The Outsiders is one of the few — possibly the only — entries in Francis Ford Coppola’s oeuvre that is widely considered a cult classic today. Its reputation as a breakout vehicle for an absurdly stacked lineup of up-and-comers — including Rob Lowe, Matt Dillon, Patrick Swayze, Emilio Estevez, Tom Cruise, Diane Lane, and Ralph Maccio — certainly has something to do with this. Then there’s its nostalgic luster. Often, what can give a film cult appeal is its ability to tap into that sentimental desire for a happier, less complicated past era and the promise of security and possibility attached to it. We watch, again and again, to claim safe haven and resist the neurotic dissonance brought on by the inexorable march of time. Directing ourselves toward the past and what could have been, in remembrance and reappraisal, grants that ego-salving capacity we all cherish in one way or another — a feeling of control.
The Outsiders, adapting S. E. Hinton’s 1967 novel of the same name, depicts 1965 Tulsa as a bygone time. Two decades of sociopolitical upheaval both at home and abroad haven’t yet permeated the zeitgeist. Order and structure reign.
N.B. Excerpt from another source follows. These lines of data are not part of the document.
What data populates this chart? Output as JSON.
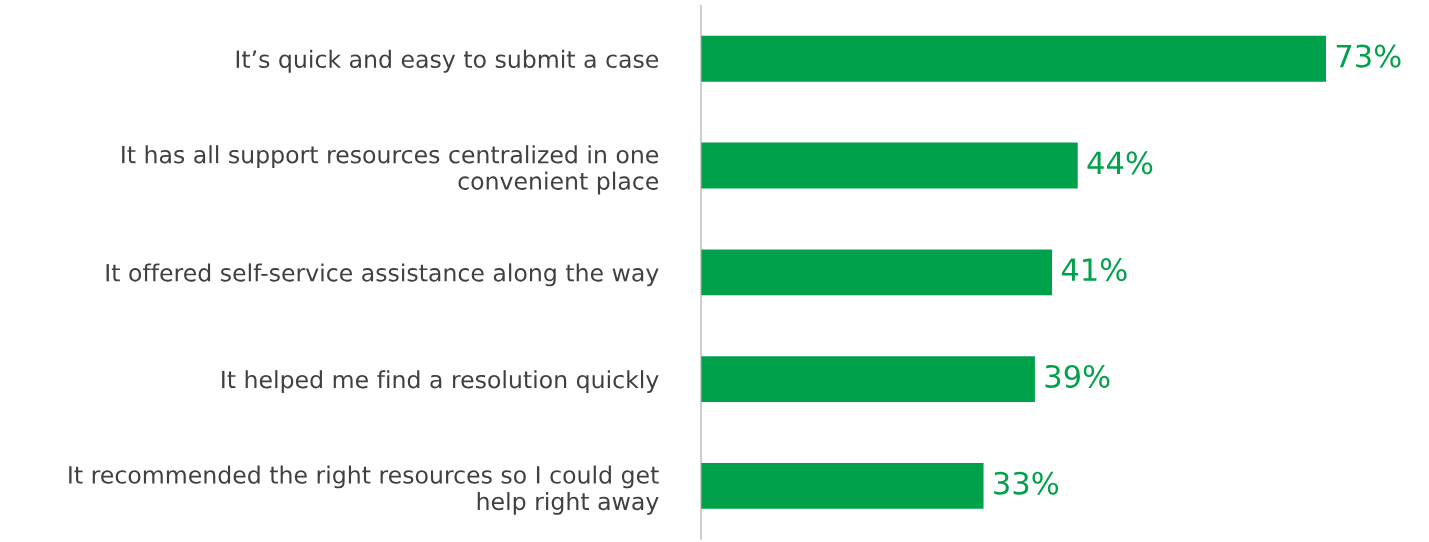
{
  "chart_data": {
    "type": "bar",
    "orientation": "horizontal",
    "categories": [
      "It’s quick and easy to submit a case",
      "It has all support resources centralized in one\nconvenient place",
      "It offered self-service assistance along the way",
      "It helped me find a resolution quickly",
      "It recommended the right resources so I could get\nhelp right away"
    ],
    "values": [
      73,
      44,
      41,
      39,
      33
    ],
    "color": "#00a14b",
    "data_labels": true,
    "value_labels": [
      "73%",
      "44%",
      "41%",
      "39%",
      "33%"
    ],
    "tick_labels": "y",
    "grid": false,
    "legend": false
  }
}
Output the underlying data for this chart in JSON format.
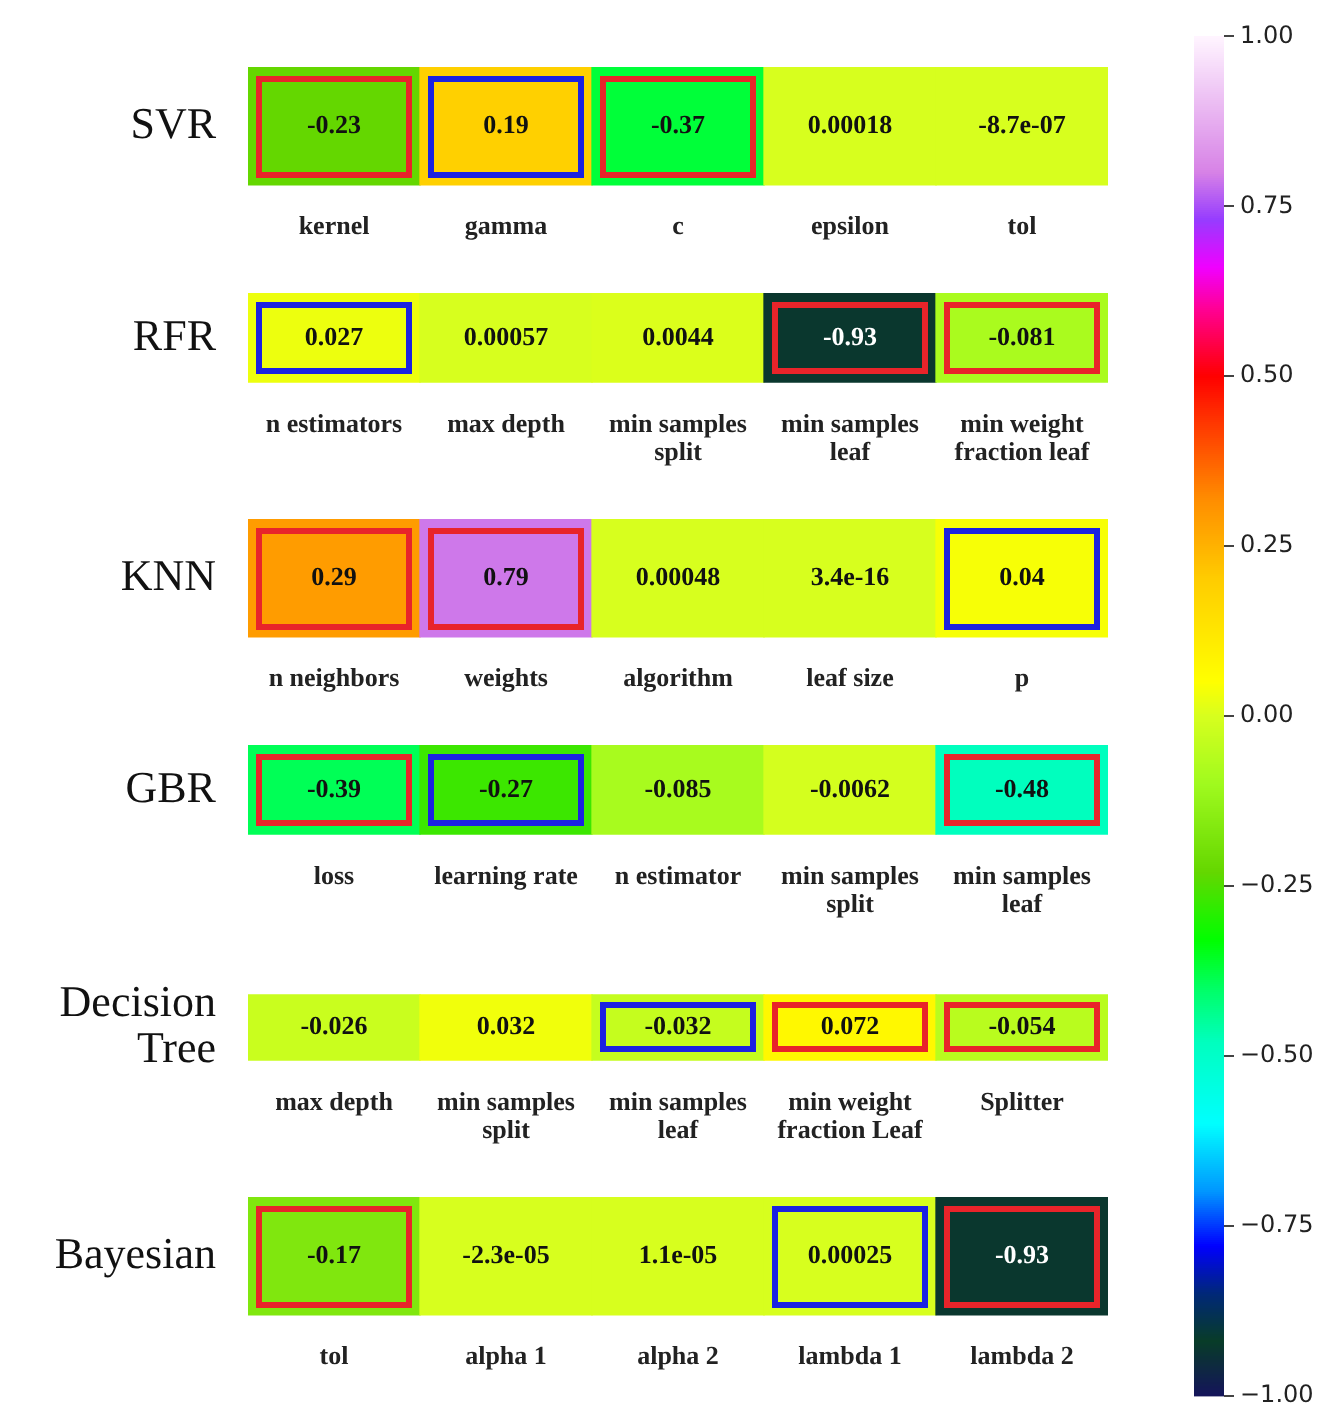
{
  "chart_data": [
    {
      "type": "heatmap",
      "categories": [
        "kernel",
        "gamma",
        "c",
        "epsilon",
        "tol"
      ],
      "y_categories": [
        "SVR"
      ],
      "cells": [
        [
          -0.23,
          0.19,
          -0.37,
          0.00018,
          -8.7e-07
        ]
      ],
      "cell_labels": [
        [
          "-0.23",
          "0.19",
          "-0.37",
          "0.00018",
          "-8.7e-07"
        ]
      ],
      "clim": [
        -1,
        1
      ],
      "cticks": [
        {
          "value": -1,
          "label": "−1.00"
        },
        {
          "value": -0.75,
          "label": "−0.75"
        },
        {
          "value": -0.5,
          "label": "−0.50"
        },
        {
          "value": -0.25,
          "label": "−0.25"
        },
        {
          "value": 0,
          "label": "0.00"
        },
        {
          "value": 0.25,
          "label": "0.25"
        },
        {
          "value": 0.5,
          "label": "0.50"
        },
        {
          "value": 0.75,
          "label": "0.75"
        },
        {
          "value": 1,
          "label": "1.00"
        }
      ]
    },
    {
      "type": "heatmap",
      "categories": [
        "n estimators",
        "max depth",
        "min samples split",
        "min samples leaf",
        "min weight fraction leaf"
      ],
      "y_categories": [
        "RFR"
      ],
      "cells": [
        [
          0.027,
          0.00057,
          0.0044,
          -0.93,
          -0.081
        ]
      ],
      "cell_labels": [
        [
          "0.027",
          "0.00057",
          "0.0044",
          "-0.93",
          "-0.081"
        ]
      ]
    },
    {
      "type": "heatmap",
      "categories": [
        "n neighbors",
        "weights",
        "algorithm",
        "leaf size",
        "p"
      ],
      "y_categories": [
        "KNN"
      ],
      "cells": [
        [
          0.29,
          0.79,
          0.00048,
          3.4e-16,
          0.04
        ]
      ],
      "cell_labels": [
        [
          "0.29",
          "0.79",
          "0.00048",
          "3.4e-16",
          "0.04"
        ]
      ]
    },
    {
      "type": "heatmap",
      "categories": [
        "loss",
        "learning rate",
        "n estimator",
        "min samples split",
        "min samples leaf"
      ],
      "y_categories": [
        "GBR"
      ],
      "cells": [
        [
          -0.39,
          -0.27,
          -0.085,
          -0.0062,
          -0.48
        ]
      ],
      "cell_labels": [
        [
          "-0.39",
          "-0.27",
          "-0.085",
          "-0.0062",
          "-0.48"
        ]
      ]
    },
    {
      "type": "heatmap",
      "categories": [
        "max depth",
        "min samples split",
        "min samples leaf",
        "min weight fraction Leaf",
        "Splitter"
      ],
      "y_categories": [
        "Decision Tree"
      ],
      "cells": [
        [
          -0.026,
          0.032,
          -0.032,
          0.072,
          -0.054
        ]
      ],
      "cell_labels": [
        [
          "-0.026",
          "0.032",
          "-0.032",
          "0.072",
          "-0.054"
        ]
      ]
    },
    {
      "type": "heatmap",
      "categories": [
        "tol",
        "alpha 1",
        "alpha 2",
        "lambda 1",
        "lambda 2"
      ],
      "y_categories": [
        "Bayesian"
      ],
      "cells": [
        [
          -0.17,
          -2.3e-05,
          1.1e-05,
          0.00025,
          -0.93
        ]
      ],
      "cell_labels": [
        [
          "-0.17",
          "-2.3e-05",
          "1.1e-05",
          "0.00025",
          "-0.93"
        ]
      ]
    }
  ]
}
One either fits themselves within the straight and narrow or is denied access to the comfy, consumerist future that’s courtesy of postwar economic prosperity. The Greasers, our rough, lovable rogues (and one of our proto-Brat Pack ensembles), populate the margins. Their existence isn’t sexy or radical, but is instead borne out of need and not so subtly tragic. It’s Coppola that imbues our experience of their lives with a sense of the humanistic sublime.
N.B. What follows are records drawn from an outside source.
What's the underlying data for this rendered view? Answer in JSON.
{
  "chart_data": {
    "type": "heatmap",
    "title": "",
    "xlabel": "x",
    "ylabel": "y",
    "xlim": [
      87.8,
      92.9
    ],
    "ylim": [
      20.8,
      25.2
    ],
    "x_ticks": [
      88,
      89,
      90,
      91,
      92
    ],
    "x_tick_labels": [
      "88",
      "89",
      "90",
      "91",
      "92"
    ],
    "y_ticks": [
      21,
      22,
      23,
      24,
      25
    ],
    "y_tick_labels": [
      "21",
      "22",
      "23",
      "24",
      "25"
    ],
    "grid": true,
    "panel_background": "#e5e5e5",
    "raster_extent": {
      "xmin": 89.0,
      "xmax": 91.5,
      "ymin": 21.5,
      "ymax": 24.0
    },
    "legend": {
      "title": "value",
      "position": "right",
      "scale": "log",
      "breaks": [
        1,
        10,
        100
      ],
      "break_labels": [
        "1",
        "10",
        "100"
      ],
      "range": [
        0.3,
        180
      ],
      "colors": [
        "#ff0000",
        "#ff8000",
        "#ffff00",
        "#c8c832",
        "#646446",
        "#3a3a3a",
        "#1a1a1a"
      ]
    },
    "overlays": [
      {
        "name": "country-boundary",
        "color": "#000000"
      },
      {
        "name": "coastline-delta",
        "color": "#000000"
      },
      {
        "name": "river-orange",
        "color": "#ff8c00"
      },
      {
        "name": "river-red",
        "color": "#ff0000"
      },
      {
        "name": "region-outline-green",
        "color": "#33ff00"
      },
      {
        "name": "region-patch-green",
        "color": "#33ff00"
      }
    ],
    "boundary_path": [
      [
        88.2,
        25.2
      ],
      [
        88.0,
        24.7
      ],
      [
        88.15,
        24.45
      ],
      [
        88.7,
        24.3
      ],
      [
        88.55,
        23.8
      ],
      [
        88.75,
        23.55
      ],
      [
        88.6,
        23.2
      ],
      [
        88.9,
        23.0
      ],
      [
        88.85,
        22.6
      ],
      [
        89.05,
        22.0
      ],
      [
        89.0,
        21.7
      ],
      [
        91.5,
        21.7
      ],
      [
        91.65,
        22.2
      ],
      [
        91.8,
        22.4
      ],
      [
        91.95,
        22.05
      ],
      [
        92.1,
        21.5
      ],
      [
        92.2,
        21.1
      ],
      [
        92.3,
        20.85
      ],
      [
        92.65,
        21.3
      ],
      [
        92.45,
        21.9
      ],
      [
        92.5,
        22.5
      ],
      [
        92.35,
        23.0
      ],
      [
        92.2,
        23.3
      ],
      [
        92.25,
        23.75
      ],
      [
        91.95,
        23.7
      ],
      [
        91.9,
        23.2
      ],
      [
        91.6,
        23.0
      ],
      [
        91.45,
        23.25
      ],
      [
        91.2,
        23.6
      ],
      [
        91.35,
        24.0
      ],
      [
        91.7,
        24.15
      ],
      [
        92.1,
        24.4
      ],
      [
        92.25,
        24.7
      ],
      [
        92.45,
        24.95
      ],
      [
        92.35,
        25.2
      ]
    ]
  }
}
His typical mannerist style is toned down some, appropriately rougher around the edges so as to conjure a more realist Americana feel. Still, there remains a studied elegance to the execution. The self-conscious style does create a reserved stiffness; the litany of wooden deliveries and blunt dialogue certainly doesn’t help matters much. But Coppola’s presentation communicates a pleasant attention to care. The palette drenches scenes with a subdued technicolor warmth. The occasionally expressionistic use of faces creates images so awash in emotion that they insist on being remembered. Insertions of geometric internal framing and elaborate blocking bring a formal complexity that acts as a mature counterbalance to the juvenile whimsy. The Outsiders has period melodrama, crime thrills, and social commentary wrapped up in one syncretic package, its subversive facets just beneath the surface of its cozy, classical, coming-of-age structure. Compared to Coppola’s strongest career outings, the film is undeniably slighter, yet because of this it’s also sweeter. He finds the grander American mythos within this small-town American story, texturing the narrative so that its hokeyness works as a source of pathos, endearing us to its delinquent protagonists.
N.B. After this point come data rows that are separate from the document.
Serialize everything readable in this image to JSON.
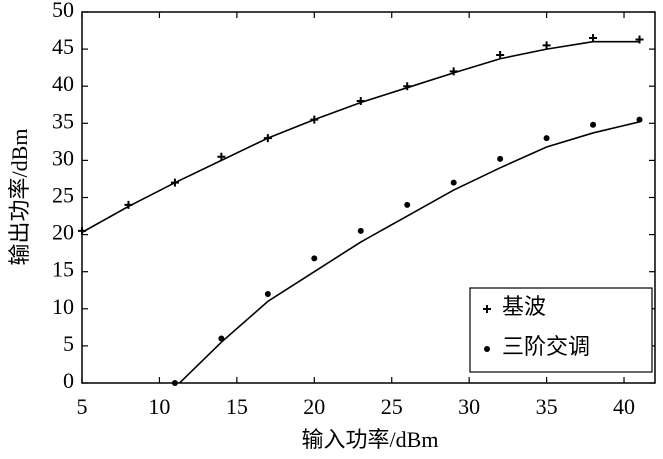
{
  "chart_data": {
    "type": "line",
    "xlabel": "输入功率/dBm",
    "ylabel": "输出功率/dBm",
    "xlim": [
      5,
      42
    ],
    "ylim": [
      0,
      50
    ],
    "xticks": [
      5,
      10,
      15,
      20,
      25,
      30,
      35,
      40
    ],
    "yticks": [
      0,
      5,
      10,
      15,
      20,
      25,
      30,
      35,
      40,
      45,
      50
    ],
    "legend": "lower right",
    "series": [
      {
        "name": "基波",
        "color": "#000000",
        "marker": "plus",
        "x": [
          5,
          8,
          11,
          14,
          17,
          20,
          23,
          26,
          29,
          32,
          35,
          38,
          41
        ],
        "values": [
          20.5,
          24,
          27,
          30.5,
          33,
          35.5,
          38,
          40,
          42,
          44.2,
          45.5,
          46.5,
          46.3
        ],
        "fit_x": [
          5,
          8,
          11,
          14,
          17,
          20,
          23,
          26,
          29,
          32,
          35,
          38,
          41
        ],
        "fit_values": [
          20.3,
          23.8,
          27,
          30,
          33,
          35.5,
          37.8,
          39.8,
          41.8,
          43.7,
          45,
          46,
          46
        ]
      },
      {
        "name": "三阶交调",
        "color": "#000000",
        "marker": "dot",
        "x": [
          11,
          14,
          17,
          20,
          23,
          26,
          29,
          32,
          35,
          38,
          41
        ],
        "values": [
          0,
          6,
          12,
          16.8,
          20.5,
          24,
          27,
          30.2,
          33,
          34.8,
          35.5
        ],
        "fit_x": [
          11.3,
          14,
          17,
          20,
          23,
          26,
          29,
          32,
          35,
          38,
          41
        ],
        "fit_values": [
          0,
          5.5,
          11,
          15,
          19,
          22.5,
          26,
          29,
          31.8,
          33.7,
          35.2
        ]
      }
    ]
  }
}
There may not be a better way to sum up The Outsiders than “New Hollywood in extremis,” a term the academic I. Q. Hunter used to describe cult films in toto. By the time The Outsiders came out in 1983, the New Hollywood movement in filmmaking — of which Coppola was at the forefront — had effectively been declared dead. Between the blockbuster success of Steven Spielberg’s Jaws and George Lucas’ Star Wars resetting the Hollywood business model and the commercial failures of New Hollywood films like Heaven’s Gate and Coppola’s One from the Heart, the American New Wave appeared past the point of viability. Like the film industry as a whole, Coppola himself was at a transitional point. His golden era of the ‘70s — multiple Oscars, a couple of Palmes d’Or, and critical veneration rivaling Orson Welles — was over. His bid to become a mogul ushering in a new age of filmmaking was falling far below expectations. He was about to begin the second leg of his filmography, a period characterized by a mournfulness, a concern about the futility of negotiating with fate, an incessant attempt at reinvention stemming from an essential dislocation, a fixation on the past and what could have been. To this end, Stevie Wonder and Carmine Coppola’s “Stay Golden” plays over The Outsiders’ opening credits, establishing an initiatory tone that’s melancholy and elegiac. The sky bleeds orange with an ambiguously tinged beauty. Is this a sunrise or a sunset, a dawning or an ending? Is it possible to return to the promise of a previous time? Layered with the gritty realism, cynicism, and self-reflection core to the New Hollywood aesthetic, what The Outsiders seems to be saying is that the best we can do is carry the things we wish to pass on with us as we trudge ahead.
We cannot always be exactly who we once were. But to forsake ourselves and leap into nihilism would be a greater error than stubbornly clinging to the same. To live is a perpetual process of becoming, balancing stability and progress as we arrive at new thresholds. The way Coppola folds in this liminality to enhance the story’s depiction of adolescence is not only what makes his The Outsiders ring so true, but also what makes the film undeniably his own.
Published as part of Francis Ford Coppola: As Big As Possible.